Además, no me daba cuenta de que cada uno de mis amigos era increíblemente parecido al psiquiatra y al profesor de antropología. Nunca me fijé en lo tensos que estaban. Todos fumaban de manera compulsiva tal como el psiquiatra, pero nunca me había sido obvio, porque yo fumaba igual y estaba igual de tenso. La afectación de su habla era otra cosa que nunca había notado, aunque existía. Siempre afectaban el gangueo del oeste de los Estados Unidos, pero estaban muy conscientes de lo que hacían. Ni me había fijado en sus directas insinuaciones acerca de una sensualidad que eran incapaces de sentir, que conocían sólo a nivel intelectual.
La verdadera confrontación conmigo mismo empezó al enfrentarme con el dilema de Pete. Vino a verme, todo golpeado. Tenía la boca hinchada y un ojo rojizo e inflamado que evidentemente había sufrido un golpe y ya se estaban poniendo morado. Antes de que pudiera preguntarle lo que le había pasado, soltó de buenas a primeras que su mujer, Patricia, había ido durante el fin de semana a un encuentro de agentes de bienes raíces relacionado con su empleo, y que algo terrible le había sucedido. Al ver el aspecto de Pete, pensé que Patricia había estado en un accidente, estaba herida o hasta muerta.

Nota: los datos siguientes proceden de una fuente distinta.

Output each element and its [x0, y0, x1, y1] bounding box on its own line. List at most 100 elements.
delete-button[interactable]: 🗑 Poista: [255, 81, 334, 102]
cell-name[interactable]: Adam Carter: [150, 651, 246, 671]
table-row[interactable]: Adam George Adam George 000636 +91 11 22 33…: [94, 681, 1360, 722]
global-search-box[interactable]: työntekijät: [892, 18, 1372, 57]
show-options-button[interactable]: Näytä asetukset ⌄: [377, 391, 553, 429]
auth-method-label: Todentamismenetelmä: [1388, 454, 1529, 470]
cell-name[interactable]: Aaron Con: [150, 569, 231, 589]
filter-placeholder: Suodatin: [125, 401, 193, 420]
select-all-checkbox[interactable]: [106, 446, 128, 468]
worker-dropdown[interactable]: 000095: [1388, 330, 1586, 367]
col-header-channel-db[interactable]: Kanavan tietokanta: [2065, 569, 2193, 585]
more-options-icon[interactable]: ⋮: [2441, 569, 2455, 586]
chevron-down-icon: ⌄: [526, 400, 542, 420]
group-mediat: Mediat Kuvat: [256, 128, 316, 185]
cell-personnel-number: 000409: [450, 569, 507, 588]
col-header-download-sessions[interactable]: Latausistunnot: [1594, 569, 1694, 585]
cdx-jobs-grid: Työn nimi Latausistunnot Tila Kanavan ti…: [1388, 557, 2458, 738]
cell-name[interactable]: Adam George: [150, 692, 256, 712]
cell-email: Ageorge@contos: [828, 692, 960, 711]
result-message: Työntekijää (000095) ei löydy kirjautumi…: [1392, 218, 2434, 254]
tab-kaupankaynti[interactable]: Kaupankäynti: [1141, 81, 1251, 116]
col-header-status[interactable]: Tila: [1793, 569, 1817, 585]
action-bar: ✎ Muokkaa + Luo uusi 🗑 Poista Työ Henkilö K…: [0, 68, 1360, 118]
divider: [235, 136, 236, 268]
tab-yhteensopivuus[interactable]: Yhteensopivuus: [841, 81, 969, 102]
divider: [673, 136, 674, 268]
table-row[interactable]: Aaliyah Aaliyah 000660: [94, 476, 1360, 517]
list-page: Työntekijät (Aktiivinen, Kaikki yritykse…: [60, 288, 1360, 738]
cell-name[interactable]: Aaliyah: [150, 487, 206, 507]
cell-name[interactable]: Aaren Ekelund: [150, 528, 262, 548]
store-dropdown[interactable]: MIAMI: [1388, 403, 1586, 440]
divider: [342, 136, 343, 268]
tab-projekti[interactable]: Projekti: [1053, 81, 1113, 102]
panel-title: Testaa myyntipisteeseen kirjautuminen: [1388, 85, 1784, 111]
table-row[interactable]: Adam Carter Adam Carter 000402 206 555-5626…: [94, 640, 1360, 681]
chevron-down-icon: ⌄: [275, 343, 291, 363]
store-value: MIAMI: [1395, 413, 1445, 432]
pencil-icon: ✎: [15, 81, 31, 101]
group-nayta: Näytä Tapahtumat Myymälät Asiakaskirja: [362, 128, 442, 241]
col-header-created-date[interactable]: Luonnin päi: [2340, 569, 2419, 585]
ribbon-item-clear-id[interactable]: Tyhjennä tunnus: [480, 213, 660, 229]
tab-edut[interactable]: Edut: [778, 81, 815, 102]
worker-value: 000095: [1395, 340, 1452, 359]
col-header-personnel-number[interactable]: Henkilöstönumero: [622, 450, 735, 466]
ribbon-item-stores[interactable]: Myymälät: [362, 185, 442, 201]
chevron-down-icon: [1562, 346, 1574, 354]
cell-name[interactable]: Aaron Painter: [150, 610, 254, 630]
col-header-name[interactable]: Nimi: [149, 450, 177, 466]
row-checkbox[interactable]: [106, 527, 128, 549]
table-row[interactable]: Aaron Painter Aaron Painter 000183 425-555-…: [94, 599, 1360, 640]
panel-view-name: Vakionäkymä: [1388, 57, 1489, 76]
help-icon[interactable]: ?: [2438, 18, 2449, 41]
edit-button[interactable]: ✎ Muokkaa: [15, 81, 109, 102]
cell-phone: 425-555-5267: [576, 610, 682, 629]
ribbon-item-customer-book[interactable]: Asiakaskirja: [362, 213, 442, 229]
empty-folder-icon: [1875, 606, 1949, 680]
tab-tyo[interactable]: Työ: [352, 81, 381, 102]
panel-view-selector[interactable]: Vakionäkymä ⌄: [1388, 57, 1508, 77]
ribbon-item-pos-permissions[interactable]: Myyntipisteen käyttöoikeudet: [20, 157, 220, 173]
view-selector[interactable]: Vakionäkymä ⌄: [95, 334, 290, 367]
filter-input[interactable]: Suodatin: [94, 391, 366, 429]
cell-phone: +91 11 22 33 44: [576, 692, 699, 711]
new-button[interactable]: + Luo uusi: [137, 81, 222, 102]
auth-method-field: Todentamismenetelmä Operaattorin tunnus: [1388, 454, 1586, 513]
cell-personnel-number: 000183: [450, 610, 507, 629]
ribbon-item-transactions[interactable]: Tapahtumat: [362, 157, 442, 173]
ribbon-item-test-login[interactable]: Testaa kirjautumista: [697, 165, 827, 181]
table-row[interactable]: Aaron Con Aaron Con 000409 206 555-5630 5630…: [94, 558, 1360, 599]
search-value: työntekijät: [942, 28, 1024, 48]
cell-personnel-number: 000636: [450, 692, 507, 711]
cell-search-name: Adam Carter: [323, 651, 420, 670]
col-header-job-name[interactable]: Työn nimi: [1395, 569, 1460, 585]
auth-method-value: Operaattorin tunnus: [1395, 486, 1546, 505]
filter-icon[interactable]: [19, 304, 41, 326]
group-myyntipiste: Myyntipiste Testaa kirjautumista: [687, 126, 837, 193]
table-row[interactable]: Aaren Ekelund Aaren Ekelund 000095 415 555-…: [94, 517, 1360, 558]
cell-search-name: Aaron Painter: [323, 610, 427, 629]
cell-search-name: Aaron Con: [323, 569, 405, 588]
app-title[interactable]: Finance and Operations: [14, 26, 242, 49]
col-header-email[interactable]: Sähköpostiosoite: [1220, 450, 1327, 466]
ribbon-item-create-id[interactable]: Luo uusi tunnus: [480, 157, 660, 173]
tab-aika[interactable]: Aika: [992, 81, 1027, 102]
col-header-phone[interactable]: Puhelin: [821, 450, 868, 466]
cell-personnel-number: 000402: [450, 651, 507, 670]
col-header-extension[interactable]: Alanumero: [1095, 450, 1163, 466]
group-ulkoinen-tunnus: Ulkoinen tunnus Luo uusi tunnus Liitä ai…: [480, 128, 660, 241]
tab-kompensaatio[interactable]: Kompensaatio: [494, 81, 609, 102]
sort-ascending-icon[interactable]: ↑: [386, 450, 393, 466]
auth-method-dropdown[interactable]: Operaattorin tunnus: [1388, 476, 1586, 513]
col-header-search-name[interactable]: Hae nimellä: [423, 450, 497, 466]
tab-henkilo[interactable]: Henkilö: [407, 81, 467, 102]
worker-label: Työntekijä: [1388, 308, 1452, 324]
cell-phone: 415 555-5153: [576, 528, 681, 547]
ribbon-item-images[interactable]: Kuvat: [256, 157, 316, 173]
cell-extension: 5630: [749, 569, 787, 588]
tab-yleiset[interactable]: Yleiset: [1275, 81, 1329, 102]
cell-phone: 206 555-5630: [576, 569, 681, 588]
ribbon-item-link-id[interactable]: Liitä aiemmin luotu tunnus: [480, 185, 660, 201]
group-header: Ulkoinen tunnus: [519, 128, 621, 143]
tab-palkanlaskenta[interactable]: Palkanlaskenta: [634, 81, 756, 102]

– Pero, ¿se encuentra bien? -le pregunté, sinceramente afligido.
– Claro que está bien -ladró-. Es una puta y una bestia y nada les pasa a las putas-bestias más que se las cogen y les gusta.
Pete estaba lleno de rabia. Temblaba casi convulsivamente. Su abundante cabello rizado se le paraba por todas partes. Por lo general se lo peinaba con esmero, alisándose los rizos naturales. Ahora tenía un aspecto más loco que un demonio de tasmania.